Bob Fransham arrived at the home of Doctor Thornborough – his nephew-in-law – apparently on the doctor’s invitation, although the doctor denied this. But when he is washing up in the bathroom – locked from the inside – a crash is heard. When the door is broken down, Fransham lies dead with a mysterious square wound on his head – and no murder weapon, or killer, in sight. The local constabulary is convinced that Doctor Thornborough is guilty – no one else has a whiff of a motive – but Inspector Waghorn, called in from Scotland Yard, isn’t convinced. But without any idea of how the murder was committed, the case stumbles to a halt.
But soon, another dead body is found, in the basement next door to Fransham’s townhouse, a victim of a mysterious accident… apparently. But Superintendent Hanslet, on the advice of Dr Priestley, starts to find more links between the two bodies…

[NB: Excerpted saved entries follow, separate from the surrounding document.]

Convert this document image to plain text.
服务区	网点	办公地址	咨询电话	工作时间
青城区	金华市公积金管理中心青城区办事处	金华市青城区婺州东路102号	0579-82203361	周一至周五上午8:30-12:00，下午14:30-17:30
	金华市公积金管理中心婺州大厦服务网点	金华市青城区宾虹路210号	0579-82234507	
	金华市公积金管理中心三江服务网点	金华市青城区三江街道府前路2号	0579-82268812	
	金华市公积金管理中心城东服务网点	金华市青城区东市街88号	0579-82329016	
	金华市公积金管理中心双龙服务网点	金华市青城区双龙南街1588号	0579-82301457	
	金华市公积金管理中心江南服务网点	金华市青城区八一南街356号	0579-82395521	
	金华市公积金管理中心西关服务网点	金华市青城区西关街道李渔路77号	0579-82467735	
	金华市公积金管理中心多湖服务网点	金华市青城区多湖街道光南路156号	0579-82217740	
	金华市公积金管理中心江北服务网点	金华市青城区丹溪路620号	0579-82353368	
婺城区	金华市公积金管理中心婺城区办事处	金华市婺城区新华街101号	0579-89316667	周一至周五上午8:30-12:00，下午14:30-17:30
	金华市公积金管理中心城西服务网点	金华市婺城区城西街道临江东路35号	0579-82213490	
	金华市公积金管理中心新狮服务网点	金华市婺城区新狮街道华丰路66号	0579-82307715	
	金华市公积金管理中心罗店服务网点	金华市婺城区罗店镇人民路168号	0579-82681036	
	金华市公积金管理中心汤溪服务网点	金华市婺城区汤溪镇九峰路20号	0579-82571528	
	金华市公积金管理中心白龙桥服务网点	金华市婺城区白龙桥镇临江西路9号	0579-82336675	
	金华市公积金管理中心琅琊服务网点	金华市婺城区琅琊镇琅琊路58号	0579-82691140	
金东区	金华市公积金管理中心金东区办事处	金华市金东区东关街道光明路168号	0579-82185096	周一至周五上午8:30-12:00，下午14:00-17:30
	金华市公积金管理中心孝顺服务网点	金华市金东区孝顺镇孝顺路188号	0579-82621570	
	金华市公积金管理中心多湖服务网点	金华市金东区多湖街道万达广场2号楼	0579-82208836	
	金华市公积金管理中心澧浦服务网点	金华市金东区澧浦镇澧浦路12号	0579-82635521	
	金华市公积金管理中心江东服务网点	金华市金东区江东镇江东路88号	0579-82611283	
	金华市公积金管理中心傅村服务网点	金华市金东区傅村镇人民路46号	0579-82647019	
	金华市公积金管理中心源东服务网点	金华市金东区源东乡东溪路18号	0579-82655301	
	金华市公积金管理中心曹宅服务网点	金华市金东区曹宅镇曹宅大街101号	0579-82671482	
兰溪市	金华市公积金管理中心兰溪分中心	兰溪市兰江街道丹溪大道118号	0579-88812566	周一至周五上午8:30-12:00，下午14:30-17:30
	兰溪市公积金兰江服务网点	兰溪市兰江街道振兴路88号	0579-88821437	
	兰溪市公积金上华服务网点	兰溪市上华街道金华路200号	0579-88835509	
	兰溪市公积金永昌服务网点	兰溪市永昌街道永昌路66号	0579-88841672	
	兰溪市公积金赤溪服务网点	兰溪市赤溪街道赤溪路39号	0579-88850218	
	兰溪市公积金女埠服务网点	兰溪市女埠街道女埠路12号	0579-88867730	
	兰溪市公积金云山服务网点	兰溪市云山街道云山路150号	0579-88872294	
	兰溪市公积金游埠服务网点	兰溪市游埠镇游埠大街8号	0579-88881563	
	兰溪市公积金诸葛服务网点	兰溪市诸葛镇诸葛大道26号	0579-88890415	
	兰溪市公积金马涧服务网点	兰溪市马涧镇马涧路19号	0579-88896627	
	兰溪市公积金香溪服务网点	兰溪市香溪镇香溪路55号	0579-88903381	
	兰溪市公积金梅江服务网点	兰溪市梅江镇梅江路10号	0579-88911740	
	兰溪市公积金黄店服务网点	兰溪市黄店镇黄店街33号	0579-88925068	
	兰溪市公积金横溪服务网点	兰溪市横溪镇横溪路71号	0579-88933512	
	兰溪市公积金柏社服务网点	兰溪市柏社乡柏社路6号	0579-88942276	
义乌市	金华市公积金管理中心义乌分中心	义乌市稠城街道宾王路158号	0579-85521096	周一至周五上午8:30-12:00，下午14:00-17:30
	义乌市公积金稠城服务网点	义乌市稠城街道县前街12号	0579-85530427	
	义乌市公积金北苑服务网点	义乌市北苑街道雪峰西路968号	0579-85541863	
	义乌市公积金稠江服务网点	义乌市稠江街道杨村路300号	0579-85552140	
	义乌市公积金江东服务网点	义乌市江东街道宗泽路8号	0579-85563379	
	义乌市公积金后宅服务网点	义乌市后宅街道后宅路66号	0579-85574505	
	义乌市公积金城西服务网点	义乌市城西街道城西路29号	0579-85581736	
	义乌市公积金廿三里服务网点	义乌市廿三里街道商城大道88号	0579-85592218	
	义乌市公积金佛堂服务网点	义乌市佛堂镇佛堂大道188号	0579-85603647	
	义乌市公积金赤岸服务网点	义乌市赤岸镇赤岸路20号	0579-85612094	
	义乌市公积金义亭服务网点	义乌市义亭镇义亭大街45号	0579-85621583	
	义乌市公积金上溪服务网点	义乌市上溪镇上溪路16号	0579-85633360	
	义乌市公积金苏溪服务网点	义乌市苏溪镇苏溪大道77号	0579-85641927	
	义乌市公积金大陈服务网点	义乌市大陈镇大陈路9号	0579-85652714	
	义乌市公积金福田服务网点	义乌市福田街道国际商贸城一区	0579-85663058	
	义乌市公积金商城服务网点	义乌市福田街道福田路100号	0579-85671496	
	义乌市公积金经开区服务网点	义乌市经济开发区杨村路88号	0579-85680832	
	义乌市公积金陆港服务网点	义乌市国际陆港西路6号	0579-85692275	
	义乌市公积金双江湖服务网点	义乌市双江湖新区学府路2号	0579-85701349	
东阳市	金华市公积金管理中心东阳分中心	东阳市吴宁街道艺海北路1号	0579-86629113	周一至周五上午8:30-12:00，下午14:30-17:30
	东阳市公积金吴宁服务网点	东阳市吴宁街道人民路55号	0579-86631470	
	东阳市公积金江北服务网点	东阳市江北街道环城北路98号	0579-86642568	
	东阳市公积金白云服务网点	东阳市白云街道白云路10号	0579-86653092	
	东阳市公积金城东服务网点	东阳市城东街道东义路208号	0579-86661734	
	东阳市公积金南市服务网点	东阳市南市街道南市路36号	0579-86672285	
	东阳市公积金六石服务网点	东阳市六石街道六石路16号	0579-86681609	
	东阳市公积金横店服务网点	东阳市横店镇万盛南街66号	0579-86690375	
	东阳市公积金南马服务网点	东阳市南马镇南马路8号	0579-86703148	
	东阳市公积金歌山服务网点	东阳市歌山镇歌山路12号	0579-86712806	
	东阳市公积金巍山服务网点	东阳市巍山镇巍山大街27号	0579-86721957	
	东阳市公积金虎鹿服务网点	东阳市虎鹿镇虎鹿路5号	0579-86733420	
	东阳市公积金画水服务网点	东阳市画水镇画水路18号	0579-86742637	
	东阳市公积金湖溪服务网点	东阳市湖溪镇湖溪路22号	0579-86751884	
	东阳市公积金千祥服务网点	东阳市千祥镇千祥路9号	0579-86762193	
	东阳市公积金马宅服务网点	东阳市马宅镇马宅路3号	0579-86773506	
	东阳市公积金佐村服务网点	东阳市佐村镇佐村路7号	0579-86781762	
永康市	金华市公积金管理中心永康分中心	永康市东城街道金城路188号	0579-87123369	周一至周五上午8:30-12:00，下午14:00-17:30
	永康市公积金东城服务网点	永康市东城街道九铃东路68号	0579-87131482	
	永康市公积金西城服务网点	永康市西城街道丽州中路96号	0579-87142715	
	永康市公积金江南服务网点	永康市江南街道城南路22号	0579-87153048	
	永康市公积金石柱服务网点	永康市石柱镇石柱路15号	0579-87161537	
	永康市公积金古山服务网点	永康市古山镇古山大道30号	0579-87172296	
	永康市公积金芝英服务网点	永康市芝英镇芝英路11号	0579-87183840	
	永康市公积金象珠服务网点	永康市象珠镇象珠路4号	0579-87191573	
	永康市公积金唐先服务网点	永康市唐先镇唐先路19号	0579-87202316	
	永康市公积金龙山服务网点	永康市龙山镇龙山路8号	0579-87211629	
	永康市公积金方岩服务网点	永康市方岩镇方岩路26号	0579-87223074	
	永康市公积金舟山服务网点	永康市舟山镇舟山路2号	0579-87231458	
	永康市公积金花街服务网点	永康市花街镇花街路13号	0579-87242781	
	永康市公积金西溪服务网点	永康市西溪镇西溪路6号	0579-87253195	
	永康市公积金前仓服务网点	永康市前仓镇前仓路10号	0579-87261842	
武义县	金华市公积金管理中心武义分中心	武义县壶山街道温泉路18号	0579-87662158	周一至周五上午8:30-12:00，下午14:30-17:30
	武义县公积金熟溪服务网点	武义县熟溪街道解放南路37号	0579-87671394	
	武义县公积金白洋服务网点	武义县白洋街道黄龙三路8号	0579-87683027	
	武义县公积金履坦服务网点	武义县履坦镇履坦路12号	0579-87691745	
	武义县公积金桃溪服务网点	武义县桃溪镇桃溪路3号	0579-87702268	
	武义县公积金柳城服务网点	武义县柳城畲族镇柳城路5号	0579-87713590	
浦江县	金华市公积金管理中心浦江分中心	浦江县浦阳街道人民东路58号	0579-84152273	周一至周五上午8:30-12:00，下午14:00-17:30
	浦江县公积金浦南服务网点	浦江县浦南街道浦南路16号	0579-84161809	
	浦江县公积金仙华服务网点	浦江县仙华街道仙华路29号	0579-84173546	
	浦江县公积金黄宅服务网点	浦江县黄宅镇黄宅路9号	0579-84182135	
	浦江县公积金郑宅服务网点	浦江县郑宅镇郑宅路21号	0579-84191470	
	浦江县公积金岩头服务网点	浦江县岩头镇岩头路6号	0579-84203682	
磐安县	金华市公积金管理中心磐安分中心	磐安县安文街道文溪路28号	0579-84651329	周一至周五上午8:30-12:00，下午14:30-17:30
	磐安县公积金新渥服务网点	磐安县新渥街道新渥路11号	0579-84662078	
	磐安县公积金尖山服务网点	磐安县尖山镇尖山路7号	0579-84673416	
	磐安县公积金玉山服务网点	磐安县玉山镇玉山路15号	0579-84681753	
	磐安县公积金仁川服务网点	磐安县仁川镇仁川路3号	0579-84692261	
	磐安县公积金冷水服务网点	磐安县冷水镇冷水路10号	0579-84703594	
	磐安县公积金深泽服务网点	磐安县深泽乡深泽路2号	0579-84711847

“There was something about her that would have shocked a respectable prostitute.”
The twenty eighth Dr Priestley mystery, and the second to be re-issued by Harper Collins, with that magnificent original cover – just as with Death At Breakfast, the first re-release, painted by someone who hasn’t actually read the book. Seriously, that cover is a caption competition waiting to happen… I’ve no idea, as I’ve mentioned before, what the logic is with the choice of re-releases, but I’m glad this one has been picked, basically because I don’t have a copy of this one. Well, I do now, obviously.
It has a reputation as being John Rhode’s locked room mystery and I suppose that’s true. Whether it’s his only one, I’m not sure, as a number of his books have a mysterious murder method, although that is often revealed about halfway through before the whodunit aspect kicks in, but here the mystery prevails in both aspects throughout the book.
It’s certainly not a perfect novel. The variation of Jimmy Waghorn’s intelligence, that can go up and down from book to book, is on full display here, as he makes an effective investigation into the crime but then needs a certain blindingly obvious something spelled out to him by Dr Priestley. Probably due to that, he is absent for the majority of the second half of the book, replaced by Hanslet, but that does allow… something quite clever to happen.
“You’ve got hold of the jammy end of the spoon this time, Inspector.”
By splitting the book into two halves, the time jump allows the book to avoid dragging in the central section like some of Rhode’s books. The murder methods, especially the first one, are interesting, although once something comes up, they’re pretty guessable and massively unreliable, but there’s some nice misdirection, although as with some of Rhode’s other villains, the complex scheme does have several points where it should have all fallen apart, but for good luck on the part of the murderer. But you could say that about a lot of crime fiction, couldn’t you?